Он едва заметно кивнул.

— Но я совершенно теряю голову. Так я не поступал никогда в жизни. — Он еще сильнее сжал ее запястья и повернул к себе. — Если я пообещаю вести себя как монах, ты согласишься вернуться на кухню и пообедать со мной?

— Как монах? — Она не смогла сдержать улыбку, представив Диллона монахом. Он улыбнулся вместе с ней.

— У меня очень хорошее воображение.

— Это я уже поняла.

Когда они покончили с обедом, состоявшим из бифштекса с жареным картофелем и кукурузного хлеба с маслом, над горизонтом был виден только самый краешек солнца. Беседа за обедом помогла Джесси узнать Диллона намного лучше.
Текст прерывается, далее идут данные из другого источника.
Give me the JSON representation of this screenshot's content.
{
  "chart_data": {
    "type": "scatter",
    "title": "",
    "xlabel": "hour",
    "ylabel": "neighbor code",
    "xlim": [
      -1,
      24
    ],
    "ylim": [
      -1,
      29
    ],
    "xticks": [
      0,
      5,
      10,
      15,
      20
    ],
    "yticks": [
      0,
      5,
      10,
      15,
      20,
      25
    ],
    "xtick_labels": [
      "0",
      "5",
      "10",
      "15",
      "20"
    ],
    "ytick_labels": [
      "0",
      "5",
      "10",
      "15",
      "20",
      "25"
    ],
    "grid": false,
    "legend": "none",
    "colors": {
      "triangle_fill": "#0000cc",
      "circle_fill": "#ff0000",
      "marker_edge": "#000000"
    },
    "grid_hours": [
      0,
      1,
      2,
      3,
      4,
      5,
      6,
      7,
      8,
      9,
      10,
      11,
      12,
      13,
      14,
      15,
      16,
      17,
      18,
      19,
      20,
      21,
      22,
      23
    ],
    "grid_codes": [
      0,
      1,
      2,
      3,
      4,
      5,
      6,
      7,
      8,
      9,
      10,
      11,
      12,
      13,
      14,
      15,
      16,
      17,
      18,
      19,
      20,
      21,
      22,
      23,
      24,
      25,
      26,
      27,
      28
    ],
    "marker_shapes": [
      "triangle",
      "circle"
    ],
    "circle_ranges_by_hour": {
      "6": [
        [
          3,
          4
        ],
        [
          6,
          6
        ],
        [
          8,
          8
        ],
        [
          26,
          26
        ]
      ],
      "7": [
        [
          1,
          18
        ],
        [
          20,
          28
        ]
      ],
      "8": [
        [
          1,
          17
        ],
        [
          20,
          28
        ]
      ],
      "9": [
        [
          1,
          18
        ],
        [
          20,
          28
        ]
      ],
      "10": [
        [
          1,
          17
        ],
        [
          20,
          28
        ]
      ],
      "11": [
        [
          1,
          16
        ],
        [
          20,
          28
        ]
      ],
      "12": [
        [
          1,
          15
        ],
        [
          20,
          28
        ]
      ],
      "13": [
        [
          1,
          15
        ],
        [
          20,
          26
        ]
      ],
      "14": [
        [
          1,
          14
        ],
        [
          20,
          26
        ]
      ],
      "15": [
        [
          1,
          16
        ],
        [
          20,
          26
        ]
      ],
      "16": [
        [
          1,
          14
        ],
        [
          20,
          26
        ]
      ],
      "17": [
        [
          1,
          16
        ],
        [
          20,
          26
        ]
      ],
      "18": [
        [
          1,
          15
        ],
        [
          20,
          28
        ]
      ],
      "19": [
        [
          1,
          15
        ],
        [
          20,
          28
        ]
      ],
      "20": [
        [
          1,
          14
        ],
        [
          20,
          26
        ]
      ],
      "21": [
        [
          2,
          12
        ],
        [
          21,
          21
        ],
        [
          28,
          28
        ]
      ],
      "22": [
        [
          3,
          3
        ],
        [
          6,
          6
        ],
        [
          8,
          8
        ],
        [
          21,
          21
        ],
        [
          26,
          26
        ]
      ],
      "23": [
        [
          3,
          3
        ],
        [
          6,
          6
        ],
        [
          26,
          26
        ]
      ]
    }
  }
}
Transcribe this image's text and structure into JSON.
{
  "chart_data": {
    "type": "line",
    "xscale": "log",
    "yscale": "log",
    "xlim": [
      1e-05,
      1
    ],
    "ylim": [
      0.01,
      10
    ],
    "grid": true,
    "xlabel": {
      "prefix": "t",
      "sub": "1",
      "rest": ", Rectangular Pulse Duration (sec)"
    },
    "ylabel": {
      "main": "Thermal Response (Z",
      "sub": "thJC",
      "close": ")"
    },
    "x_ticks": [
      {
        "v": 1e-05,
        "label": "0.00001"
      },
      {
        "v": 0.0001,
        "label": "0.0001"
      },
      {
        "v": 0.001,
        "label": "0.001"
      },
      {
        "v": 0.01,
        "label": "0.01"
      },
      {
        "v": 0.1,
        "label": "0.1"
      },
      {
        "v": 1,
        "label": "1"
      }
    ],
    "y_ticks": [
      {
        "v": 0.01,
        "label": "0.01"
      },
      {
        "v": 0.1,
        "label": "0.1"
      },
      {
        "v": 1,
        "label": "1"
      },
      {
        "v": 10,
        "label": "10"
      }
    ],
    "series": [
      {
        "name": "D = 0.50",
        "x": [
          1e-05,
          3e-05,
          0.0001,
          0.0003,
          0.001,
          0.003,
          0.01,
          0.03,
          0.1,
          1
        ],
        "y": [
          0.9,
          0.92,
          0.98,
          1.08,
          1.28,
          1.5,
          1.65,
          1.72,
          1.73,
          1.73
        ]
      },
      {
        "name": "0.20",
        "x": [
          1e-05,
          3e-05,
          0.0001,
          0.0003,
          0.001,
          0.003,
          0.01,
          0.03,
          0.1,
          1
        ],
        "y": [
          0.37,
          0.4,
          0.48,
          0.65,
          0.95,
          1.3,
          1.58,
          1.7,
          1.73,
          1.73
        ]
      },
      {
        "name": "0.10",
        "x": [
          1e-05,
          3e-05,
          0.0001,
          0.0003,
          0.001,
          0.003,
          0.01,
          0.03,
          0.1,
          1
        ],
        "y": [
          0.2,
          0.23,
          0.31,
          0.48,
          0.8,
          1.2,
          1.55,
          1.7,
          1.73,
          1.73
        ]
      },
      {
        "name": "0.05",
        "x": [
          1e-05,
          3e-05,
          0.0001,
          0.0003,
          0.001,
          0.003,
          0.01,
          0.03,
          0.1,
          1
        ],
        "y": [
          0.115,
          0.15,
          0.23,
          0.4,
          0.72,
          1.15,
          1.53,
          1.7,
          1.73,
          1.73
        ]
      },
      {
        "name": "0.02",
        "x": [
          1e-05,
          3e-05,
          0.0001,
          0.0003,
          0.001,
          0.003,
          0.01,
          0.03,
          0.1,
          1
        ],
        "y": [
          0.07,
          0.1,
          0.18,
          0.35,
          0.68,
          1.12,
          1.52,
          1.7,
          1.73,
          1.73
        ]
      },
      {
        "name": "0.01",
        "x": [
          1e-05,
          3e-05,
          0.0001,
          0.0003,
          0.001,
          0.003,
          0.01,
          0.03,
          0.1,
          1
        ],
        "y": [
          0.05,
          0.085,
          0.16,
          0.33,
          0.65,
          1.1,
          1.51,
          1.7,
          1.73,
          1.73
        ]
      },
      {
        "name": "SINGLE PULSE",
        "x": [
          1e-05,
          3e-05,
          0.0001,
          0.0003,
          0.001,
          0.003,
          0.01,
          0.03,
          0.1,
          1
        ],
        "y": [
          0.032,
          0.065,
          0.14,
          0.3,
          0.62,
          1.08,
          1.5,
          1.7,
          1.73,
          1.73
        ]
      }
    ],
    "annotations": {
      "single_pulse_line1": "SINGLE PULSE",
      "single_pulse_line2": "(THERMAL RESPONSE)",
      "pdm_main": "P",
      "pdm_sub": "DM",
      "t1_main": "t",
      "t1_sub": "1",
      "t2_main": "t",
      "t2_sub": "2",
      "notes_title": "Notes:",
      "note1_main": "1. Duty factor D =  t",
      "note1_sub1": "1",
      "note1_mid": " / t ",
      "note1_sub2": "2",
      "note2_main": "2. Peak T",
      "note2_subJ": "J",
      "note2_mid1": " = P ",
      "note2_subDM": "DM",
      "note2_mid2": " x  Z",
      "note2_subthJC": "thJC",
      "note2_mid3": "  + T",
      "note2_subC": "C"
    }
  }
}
Они говорили обо всем. В конце концов, разговор зашел о семейных отношениях. Эта тема была ей хорошо знакома — дома Джесси всегда сравнивали с сестрой.

— Мама сравнивала меня с ней из самых лучших побуждений, — сказала Джесси, продолжая разговор. Они ставили посуду в раковину и прятали в холодильник остатки еды. — У матерей всегда самые лучшие намерения, но все можно испортить одним-единственным словом.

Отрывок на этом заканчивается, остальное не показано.